The second edition of the European Area of Recognition manual for Higher Education Institutions (EAR HEI), first published in 2012, is now available and includes valuable updates of several chapters, also featuring latest developments in the area of recognition.
The manual that sets out clear and coherent standards on all aspects of international recognition, serves as a reference tool for recognition offices in Europe to practice fair recognition and offers policy makers a resource for improving national strategy. Its second edition offers new insights by:
Viewing fair and smooth recognition as a pre-condition of mobility and as the basis of further cooperation in the European Higher Education Area, the manual remains relevant because of automatic recognition and because of the new European Standards and Guidelines (ESG) standard 1.4 that recommends to make accreditation part of the internal quality assurance procedure, where the manual offers good practice to achieve this.

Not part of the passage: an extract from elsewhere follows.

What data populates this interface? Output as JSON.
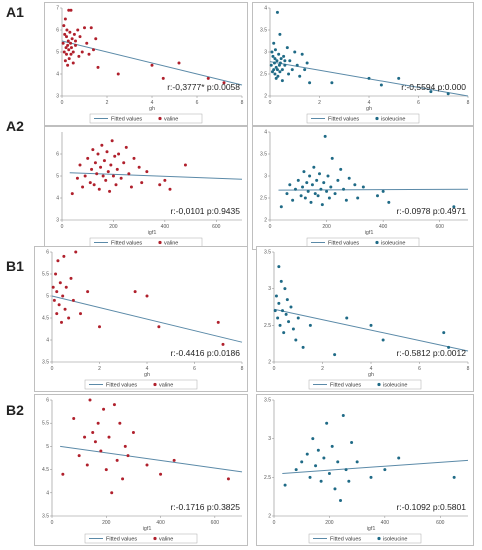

- Providing a direct and practical response to the challenges and expectations raised by politicians, policy makers, students, parents and employers all over the world.
- Showing new pathways for the current migration crisis within Europe by outlining and detailing good practice for the recognition of qualification holders without documentation.

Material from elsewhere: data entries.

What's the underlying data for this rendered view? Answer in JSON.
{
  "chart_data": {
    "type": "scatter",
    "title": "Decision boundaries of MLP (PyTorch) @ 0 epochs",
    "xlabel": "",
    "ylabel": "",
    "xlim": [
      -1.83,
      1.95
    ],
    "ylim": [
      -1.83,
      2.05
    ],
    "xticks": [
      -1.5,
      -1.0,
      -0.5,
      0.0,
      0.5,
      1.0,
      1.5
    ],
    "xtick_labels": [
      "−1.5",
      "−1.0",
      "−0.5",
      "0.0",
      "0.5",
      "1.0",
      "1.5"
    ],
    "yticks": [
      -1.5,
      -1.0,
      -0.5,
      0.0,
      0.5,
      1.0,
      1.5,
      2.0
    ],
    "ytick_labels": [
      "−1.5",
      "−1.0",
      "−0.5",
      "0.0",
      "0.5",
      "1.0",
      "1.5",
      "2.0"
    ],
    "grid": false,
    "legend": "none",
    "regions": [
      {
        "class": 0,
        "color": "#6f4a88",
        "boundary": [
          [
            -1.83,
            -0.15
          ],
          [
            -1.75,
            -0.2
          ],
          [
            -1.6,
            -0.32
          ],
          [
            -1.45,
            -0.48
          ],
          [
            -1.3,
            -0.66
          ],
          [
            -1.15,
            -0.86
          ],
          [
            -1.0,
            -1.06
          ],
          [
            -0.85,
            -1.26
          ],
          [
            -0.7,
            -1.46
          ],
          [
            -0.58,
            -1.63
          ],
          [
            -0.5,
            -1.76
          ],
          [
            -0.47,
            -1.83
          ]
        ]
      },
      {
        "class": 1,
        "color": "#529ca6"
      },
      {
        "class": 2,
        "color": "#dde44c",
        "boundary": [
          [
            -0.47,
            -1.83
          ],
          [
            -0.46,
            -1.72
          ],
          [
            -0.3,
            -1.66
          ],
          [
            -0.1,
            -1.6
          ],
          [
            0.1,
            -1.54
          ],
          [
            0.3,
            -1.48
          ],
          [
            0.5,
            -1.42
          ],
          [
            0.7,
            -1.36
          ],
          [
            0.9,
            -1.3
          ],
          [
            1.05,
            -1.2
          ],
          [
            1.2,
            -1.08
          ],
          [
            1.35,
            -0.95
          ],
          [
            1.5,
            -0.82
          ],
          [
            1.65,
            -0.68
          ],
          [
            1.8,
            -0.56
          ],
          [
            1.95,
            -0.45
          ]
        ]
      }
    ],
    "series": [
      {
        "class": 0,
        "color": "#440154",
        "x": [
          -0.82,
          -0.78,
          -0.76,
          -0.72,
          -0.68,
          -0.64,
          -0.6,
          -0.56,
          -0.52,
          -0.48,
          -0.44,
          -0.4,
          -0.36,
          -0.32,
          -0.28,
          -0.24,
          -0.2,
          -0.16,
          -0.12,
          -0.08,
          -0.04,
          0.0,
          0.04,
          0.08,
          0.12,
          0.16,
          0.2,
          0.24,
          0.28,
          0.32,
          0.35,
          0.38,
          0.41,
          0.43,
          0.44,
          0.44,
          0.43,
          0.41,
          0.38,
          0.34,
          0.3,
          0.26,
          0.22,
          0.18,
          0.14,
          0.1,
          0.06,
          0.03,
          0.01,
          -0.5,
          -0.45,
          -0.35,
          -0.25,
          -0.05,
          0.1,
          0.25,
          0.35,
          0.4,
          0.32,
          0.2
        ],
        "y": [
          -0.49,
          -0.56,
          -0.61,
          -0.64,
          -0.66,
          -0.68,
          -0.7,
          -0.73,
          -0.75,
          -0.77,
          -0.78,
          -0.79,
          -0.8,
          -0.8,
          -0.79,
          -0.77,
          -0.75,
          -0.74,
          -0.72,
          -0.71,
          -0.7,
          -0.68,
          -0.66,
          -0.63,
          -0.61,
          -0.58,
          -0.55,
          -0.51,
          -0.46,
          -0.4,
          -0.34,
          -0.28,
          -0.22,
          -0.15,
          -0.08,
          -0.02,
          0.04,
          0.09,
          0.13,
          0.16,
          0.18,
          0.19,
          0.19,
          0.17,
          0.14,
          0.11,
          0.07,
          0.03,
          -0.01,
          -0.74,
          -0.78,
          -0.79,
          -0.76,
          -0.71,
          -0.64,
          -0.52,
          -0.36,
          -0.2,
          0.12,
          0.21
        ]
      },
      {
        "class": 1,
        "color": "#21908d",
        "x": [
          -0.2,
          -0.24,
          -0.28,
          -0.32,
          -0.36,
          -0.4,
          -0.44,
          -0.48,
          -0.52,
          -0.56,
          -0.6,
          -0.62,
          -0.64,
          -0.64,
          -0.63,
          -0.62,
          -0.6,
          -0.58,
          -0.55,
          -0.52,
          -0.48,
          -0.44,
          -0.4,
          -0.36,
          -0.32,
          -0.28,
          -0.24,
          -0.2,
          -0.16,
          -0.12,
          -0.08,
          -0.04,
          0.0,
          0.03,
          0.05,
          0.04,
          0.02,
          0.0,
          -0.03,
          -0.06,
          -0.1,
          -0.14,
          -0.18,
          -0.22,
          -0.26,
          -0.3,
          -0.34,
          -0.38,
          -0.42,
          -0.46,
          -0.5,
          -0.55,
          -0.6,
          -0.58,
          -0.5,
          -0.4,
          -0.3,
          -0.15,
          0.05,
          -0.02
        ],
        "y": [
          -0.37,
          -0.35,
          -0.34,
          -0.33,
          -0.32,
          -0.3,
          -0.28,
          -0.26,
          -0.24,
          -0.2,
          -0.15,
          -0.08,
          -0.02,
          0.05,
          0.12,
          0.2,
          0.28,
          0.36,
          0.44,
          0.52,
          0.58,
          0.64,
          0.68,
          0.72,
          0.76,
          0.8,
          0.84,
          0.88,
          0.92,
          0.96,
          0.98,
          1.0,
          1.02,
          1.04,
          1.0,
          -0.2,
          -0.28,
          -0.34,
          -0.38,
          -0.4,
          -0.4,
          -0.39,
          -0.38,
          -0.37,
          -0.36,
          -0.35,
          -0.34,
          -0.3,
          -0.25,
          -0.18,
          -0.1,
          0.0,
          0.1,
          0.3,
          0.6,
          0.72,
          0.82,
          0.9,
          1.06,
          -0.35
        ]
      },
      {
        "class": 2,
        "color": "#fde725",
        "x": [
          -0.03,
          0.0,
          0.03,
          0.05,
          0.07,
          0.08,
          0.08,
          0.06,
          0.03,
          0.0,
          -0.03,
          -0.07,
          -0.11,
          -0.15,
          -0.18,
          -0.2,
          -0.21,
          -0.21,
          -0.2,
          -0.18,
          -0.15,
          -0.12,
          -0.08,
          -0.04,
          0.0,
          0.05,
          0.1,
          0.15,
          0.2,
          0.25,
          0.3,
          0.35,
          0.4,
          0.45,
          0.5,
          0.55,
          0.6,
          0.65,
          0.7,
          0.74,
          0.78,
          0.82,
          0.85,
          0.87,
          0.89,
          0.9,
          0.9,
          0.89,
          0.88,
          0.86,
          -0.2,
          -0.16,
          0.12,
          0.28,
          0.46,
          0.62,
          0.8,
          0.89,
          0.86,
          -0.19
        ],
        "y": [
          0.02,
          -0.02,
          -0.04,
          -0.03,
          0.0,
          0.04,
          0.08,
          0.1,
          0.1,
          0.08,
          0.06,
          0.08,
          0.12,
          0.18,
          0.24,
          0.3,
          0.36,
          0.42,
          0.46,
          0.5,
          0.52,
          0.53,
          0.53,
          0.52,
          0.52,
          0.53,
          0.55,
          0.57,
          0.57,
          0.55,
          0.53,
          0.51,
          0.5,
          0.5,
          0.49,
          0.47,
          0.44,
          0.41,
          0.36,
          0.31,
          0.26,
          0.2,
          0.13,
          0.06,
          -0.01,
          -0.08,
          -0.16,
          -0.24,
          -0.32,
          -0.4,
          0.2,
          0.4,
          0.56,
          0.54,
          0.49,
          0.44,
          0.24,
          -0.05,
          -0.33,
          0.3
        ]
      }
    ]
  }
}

- Addresses the need for a recognition manual specifically on recognition issues in higher education institutions and their internationalisation processes, providing examples of best practice covering the full range of recognition procedures, taking admissions officers and credential evaluators by the hand, guiding them through all the processes of recognition at institutional level.
- The manual provides institutions with the perfect instrument with which to ensure that they are systematically meeting their legal obligations. Focusing on institutional policy makers, the manual’s practice-illustrations are aligned with the Bologna Ministers’ encouragement of higher education to bring recognition procedures into quality assurance and ensuring coherent institutional policies on recognition are based on the Lisbon Recognition Convention.